The early stage of gum disease is gingivitis. Most people do not even realize they have gingivitis since it does not usually cause pain. There are a number of symptoms associated with gingivitis, including swelling, redness, bleeding, loose teeth, and tooth sensitivity. Gingivitis doesn't always cause pain, so knowing what to look for is crucial, as well as seeing your dentist regularly for cleanings and checkups.

Plaque-induced gingivitis and non-plaque-induced gingivitis are the two types of gingivitis. Plaque-induced gingivitis can occur when you have excess plaque buildup as a result of medications, poor diet, etc. In addition to plaque-induced gingivitis, gingivitis can also be caused by fungi, viruses, bacteria, systemic conditions, wounds, or adverse reactions. The most common thing that causes gingivitis is poor oral hygiene. A poor oral hygiene routine creates a breeding ground for plaque and causes inflammation in the mouth. Further complications such as tooth loss can be caused by the destruction of gingival tissue.

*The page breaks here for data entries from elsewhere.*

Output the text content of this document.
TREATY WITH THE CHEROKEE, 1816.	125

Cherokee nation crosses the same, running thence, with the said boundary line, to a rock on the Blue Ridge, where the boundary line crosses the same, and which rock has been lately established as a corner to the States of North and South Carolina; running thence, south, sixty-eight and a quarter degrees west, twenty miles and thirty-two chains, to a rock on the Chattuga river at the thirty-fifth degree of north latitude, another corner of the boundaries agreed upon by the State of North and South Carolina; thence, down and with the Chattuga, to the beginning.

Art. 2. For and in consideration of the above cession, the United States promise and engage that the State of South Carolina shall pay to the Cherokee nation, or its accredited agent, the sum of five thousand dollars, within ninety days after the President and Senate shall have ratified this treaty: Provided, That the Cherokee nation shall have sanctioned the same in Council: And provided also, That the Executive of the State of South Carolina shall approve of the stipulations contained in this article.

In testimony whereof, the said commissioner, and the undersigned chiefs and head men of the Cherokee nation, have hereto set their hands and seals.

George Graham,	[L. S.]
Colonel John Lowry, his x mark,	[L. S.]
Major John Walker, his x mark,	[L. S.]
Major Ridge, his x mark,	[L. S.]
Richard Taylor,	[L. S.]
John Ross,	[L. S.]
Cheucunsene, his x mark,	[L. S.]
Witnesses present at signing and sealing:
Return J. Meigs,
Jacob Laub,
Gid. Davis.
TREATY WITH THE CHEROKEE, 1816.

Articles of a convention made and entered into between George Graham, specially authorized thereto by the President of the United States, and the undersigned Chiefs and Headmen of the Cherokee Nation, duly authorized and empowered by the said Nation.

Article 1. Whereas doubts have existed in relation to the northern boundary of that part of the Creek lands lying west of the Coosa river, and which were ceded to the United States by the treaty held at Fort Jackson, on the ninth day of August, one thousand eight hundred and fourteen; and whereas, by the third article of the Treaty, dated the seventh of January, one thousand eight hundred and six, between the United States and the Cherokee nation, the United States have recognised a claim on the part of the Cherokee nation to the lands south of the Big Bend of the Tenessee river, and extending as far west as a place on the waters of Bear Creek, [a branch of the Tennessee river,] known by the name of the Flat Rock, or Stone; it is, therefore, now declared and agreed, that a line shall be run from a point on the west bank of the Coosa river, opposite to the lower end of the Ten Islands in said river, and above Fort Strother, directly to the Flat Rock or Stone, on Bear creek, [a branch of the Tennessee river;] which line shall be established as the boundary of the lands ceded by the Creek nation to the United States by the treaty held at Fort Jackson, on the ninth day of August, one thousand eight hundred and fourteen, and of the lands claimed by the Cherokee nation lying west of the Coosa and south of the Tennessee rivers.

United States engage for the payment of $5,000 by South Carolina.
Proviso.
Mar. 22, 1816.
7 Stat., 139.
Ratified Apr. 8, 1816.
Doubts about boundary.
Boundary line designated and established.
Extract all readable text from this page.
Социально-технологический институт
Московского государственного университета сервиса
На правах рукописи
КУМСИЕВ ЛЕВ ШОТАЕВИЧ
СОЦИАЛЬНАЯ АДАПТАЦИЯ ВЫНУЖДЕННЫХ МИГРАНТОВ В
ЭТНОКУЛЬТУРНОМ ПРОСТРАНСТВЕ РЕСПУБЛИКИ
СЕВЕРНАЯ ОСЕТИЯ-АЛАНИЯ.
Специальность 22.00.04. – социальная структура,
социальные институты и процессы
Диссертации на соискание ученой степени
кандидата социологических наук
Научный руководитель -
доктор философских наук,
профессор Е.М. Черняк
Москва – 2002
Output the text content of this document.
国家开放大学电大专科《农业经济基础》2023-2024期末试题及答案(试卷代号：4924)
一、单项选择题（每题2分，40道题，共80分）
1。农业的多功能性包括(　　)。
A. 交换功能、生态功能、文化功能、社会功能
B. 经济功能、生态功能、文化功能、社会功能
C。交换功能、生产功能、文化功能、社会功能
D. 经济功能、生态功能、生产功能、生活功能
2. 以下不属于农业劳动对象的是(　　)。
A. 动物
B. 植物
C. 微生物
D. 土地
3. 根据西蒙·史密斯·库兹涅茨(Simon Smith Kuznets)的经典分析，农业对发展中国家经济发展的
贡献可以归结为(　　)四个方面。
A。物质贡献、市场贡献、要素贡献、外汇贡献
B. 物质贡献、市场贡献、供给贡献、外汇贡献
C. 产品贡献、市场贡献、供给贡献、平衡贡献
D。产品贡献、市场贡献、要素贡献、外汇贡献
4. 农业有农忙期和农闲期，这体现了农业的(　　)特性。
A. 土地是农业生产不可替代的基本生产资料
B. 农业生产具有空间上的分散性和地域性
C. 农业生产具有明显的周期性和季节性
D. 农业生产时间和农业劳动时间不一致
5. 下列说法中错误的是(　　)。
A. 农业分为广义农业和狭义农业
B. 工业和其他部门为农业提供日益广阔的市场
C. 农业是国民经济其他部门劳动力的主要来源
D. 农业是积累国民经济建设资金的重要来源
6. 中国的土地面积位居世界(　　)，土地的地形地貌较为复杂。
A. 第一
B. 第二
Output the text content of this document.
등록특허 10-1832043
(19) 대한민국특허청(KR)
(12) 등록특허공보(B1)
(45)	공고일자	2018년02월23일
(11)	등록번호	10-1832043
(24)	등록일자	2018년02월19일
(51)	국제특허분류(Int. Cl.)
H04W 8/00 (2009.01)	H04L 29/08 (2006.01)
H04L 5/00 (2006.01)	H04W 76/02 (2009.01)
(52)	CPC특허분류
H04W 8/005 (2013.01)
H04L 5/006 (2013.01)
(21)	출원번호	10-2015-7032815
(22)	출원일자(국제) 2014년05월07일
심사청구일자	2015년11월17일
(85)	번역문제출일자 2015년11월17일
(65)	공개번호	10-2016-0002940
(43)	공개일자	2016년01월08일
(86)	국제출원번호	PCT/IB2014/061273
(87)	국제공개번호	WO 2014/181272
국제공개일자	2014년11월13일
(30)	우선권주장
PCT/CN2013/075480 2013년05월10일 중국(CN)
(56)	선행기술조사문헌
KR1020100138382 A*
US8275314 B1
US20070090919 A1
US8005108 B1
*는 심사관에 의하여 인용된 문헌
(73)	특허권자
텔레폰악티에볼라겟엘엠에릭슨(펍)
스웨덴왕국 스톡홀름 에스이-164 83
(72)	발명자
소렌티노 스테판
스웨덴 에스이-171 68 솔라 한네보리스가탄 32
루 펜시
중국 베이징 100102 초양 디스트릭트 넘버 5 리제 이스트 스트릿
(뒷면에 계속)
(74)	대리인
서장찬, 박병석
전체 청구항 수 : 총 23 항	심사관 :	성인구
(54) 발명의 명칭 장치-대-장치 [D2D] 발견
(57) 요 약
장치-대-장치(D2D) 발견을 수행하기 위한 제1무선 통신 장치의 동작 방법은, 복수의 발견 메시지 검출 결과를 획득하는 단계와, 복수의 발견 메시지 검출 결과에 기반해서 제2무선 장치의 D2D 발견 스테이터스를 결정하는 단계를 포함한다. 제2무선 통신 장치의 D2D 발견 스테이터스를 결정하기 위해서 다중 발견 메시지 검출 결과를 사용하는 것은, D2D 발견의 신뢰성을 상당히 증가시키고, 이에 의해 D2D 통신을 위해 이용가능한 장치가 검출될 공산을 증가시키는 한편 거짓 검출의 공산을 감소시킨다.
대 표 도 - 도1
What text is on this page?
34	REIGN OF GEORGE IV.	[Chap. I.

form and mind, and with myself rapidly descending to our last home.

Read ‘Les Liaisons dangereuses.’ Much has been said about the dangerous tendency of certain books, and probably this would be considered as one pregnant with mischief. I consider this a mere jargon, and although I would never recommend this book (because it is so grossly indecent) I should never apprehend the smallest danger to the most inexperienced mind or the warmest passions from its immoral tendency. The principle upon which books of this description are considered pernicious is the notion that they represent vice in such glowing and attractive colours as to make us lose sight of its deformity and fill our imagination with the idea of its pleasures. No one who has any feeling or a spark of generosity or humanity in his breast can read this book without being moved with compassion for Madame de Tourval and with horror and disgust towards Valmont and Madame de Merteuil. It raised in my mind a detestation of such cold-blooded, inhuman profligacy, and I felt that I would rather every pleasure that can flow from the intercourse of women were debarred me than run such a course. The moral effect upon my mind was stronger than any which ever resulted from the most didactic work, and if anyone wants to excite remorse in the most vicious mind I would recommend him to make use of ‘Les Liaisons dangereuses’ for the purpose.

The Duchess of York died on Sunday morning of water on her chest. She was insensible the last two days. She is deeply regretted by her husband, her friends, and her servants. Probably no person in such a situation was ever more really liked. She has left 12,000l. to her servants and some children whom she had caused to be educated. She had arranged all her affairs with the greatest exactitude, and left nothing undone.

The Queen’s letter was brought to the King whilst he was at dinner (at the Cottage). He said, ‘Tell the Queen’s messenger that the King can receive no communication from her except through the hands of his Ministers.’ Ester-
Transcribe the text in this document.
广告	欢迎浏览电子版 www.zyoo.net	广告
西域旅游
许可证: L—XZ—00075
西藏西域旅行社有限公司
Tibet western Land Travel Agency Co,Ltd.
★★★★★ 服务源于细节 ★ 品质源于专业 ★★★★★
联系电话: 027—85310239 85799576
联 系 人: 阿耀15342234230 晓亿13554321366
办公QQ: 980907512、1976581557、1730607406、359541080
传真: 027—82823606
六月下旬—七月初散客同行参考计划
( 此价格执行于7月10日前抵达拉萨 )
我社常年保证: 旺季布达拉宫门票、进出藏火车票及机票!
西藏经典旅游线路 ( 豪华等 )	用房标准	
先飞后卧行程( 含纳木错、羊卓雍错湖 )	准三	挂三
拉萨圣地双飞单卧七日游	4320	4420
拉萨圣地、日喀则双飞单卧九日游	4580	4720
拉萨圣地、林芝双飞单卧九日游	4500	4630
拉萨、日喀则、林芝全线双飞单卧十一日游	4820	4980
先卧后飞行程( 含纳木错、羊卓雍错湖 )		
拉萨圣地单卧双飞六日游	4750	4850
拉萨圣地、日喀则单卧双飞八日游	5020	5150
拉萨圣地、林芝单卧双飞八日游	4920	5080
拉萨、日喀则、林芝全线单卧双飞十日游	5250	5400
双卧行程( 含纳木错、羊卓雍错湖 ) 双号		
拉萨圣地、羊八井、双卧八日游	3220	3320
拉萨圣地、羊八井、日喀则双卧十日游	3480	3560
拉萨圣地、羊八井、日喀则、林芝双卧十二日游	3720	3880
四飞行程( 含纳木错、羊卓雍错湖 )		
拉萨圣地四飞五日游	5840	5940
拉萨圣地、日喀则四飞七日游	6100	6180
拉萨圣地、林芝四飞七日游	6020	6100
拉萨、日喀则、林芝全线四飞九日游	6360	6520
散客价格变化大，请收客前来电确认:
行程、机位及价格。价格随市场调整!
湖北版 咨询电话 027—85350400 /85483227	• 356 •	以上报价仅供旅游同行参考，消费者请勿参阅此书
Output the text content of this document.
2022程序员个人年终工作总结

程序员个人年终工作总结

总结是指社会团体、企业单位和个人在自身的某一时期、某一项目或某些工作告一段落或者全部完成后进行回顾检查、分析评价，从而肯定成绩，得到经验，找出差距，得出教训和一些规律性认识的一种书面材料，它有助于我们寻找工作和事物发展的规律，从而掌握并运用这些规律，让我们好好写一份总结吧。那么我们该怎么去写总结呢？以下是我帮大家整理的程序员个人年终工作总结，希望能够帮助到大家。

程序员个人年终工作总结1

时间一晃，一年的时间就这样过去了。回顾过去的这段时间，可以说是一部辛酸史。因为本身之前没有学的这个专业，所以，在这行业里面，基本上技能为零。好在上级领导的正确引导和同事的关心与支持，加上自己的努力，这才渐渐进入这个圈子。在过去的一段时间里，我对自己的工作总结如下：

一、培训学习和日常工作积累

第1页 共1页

Other factors that cause gingivitis include hormone changes, medications, smoking, poor diet, family history, and some illnesses. During female life stages like menopause, puberty, and the menstrual cycle, the gingiva can become sensitive and raise the risk of inflammation. Since your saliva protects your teeth, certain medications can affect oral health and reduce the saliva flow significantly, making you more susceptible to gingivitis. Regular smokers are more likely to get gingivitis than people who don't smoke. Smoking makes it more difficult for the gum tissue to repair itself. People who are deficient in vitamin C and consume large amounts of sugar are likely to develop gum disease. If your parents or anyone in your family has had gingivitis, you also have a higher chance of getting it too.